Bob and GoDaddy have courted controversy for years, trying to be edgy and envelope-pushing. Each year they make headlines with another cleavage-drenched SuperBowl ad that’s “too sexy for TV” and drive people to their website to register their new website names. “If I’m asked why I use such … well … GoDaddy-esque (i.e. fun, edgy and a bit inappropriate) marketing to promote ourselves,” Bob wrote on his blog in 2007, “the answer is also simple: It draws sharp attention to the company. In a nutshell, it works.” In his video acceptance speech for a Distinguished Entrepreneur award his alma mater the University of Baltimore gave him, he cited “smoking hot babes” as the secret of his business’s success. He’s right. At their core, domain name registrations sites are performing a pretty low-level clerical function. You gotta stand out somehow. So GoDaddy is the one with the boobie ads and the crazy CEO.
Bob says that the elephants are a menace and trample the villager’s sorghum crops. He says going to Africa every year and shooting one of these elephants is one of his proudest achievements. The villagers are unable to drive off the elephants with whips or firecrackers, and they love him for it. In the elephant video, it says that people came from 20 miles away to eat the elephant. They’re shown in the video, some of them sporting day-glo orange GoDaddy caps, ripping apart the elephant carcass and eating the meat.

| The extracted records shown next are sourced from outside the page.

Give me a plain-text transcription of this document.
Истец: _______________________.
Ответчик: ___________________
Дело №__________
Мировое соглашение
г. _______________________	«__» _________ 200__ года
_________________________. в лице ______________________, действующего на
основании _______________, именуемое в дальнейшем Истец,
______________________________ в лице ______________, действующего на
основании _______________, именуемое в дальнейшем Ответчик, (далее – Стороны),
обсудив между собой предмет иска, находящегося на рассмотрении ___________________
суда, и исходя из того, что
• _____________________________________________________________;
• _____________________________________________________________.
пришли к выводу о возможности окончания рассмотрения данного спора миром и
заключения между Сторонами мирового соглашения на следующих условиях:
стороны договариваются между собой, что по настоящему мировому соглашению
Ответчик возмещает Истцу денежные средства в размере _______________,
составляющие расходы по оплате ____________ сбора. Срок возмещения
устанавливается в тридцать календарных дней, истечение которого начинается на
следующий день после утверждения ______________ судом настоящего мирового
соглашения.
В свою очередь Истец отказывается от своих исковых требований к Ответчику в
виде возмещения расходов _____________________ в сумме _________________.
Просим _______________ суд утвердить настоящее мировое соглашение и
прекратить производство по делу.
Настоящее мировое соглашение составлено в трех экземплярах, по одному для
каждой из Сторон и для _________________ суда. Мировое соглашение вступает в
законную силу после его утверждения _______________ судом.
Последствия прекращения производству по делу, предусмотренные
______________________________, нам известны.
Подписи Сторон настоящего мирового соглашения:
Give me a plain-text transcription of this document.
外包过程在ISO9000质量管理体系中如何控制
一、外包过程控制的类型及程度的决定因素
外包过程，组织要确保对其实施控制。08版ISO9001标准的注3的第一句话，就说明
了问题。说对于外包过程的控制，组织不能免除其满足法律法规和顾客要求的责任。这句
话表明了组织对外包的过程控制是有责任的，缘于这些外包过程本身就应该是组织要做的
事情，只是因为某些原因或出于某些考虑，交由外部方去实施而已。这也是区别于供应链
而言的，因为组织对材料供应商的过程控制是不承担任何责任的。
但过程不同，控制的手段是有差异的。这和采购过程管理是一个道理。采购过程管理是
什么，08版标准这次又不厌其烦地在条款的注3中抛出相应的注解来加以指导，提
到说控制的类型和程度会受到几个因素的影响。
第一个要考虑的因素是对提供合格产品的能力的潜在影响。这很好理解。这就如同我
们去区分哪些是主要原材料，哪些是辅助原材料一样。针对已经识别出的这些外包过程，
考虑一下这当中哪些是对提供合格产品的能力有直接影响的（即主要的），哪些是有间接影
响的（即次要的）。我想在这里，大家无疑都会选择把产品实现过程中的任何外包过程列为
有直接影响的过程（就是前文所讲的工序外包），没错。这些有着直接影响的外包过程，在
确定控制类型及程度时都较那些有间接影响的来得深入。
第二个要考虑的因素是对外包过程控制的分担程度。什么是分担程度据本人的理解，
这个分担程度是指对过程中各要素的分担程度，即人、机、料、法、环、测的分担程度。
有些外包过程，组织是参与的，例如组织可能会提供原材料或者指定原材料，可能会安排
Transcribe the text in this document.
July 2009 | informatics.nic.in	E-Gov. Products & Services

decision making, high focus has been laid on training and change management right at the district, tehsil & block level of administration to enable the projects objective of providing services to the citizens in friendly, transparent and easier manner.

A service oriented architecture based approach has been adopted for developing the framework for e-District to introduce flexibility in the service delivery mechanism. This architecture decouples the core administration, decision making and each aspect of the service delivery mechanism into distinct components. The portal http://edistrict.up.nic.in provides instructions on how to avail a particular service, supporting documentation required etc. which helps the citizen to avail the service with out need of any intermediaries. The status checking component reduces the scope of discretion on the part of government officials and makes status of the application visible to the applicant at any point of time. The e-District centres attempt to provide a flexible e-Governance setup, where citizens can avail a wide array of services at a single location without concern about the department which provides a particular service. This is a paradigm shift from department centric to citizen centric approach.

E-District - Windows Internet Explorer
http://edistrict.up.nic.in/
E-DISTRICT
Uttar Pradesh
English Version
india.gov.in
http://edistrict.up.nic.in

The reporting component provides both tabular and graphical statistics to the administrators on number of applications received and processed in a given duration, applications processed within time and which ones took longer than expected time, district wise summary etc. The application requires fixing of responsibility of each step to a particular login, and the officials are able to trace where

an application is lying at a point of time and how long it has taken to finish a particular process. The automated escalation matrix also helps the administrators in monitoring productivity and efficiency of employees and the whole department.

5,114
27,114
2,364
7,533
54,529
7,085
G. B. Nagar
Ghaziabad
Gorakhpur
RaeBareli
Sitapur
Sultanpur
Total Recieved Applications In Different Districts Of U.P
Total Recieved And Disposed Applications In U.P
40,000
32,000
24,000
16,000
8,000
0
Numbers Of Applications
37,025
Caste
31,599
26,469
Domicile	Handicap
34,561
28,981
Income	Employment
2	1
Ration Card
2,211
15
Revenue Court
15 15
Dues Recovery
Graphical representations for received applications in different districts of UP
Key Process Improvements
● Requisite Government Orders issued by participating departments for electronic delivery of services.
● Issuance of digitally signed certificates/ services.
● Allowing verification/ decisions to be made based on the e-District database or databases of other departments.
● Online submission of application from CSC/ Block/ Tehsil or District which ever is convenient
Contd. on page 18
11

But what about bees? Research by Oxford University published in the African Journal of Ecology discovered that elephants prefer to avoid areas where they see beehives. Even the recorded sound of a beehive can drive them off. While the sides of elephants are like those of tanks, the bees are attracted to the their eyes and can fly up their trunks. A swarm of African honeybees can kill a calf, which hasn’t developed a thick hide yet. Mice might not frighten elephants, but this is one pint-sized creature they don’t like.
The researchers tested out a fence made of log beehives hanging on poles connected by fencing wire. Even when elephants tried to go around the hives and push through, the wire made the hives jump and the elephants ran off, thinking a bee attack was imminent. In their test, a farm protected by one of these fences had 150% fewer raiding elephants and 86% fewer successful crop raids than a control farm with no fence.
If Bob really wants to help the villagers, how about putting his money towards a sustainable solution like this one? No elephants would have to die, and it would work even if there were no big white men with guns around.
I tried to reach Bob for an interview but he was unavailable, vacationing in Hawaii.
“Go Daddy has seen no significant impact on our business from this,” GoDaddy’s VP of Public Relations, Elizabeth Driscoll told me. She also took issue with the numbers put out by Namecheap and pointed out that the discount coupon code had been reposted to several deal sites.
Indeed, GoDaddy is the dominant domain name registration site, with 32% of the market, according to webhosting.info. Their next nearest rival has 1.004%. It’s going to take a lot more than an incident like this to put a dent in their business, and it got their name out there even more. After all, how did the video even get started in the first place? Bob tweeted it to his 33,988 followers. “Just back from hunting problem elephant in Zimbabwe. Here’s my vacation video. Enjoy. http://x.co/TxZ5.” He wanted attention and he got it. It was his greatest viral video ever.
Driscoll told me it was not an intentional stunt. “This wasn’t a commercial, this was not a GoDaddy initiative, we have meetings where we decide commercials.”
I don’t have a problem with hunters but I do with hypocrites. You want to go on a safari, go ahead. But don’t pretend like you wouldn’t be there if you weren’t getting to shoot big game. And don’t be surprised when people get upset that you appear to be reveling in a living creature’s death – the rock music during the raw elephant feast didn’t help – and turn against your business with which you have intertwined your public image.
When CNN’s Brook Baldwni asked him, “Are you going back to hunt elephants?” Bob replied, “I’m going back next year and the year after and the year after to deal with problem elephants and to help these farmers raise their crops and to have something to eat. Yes, absolutely.” Maybe this time he’ll pack some bees instead of bullets.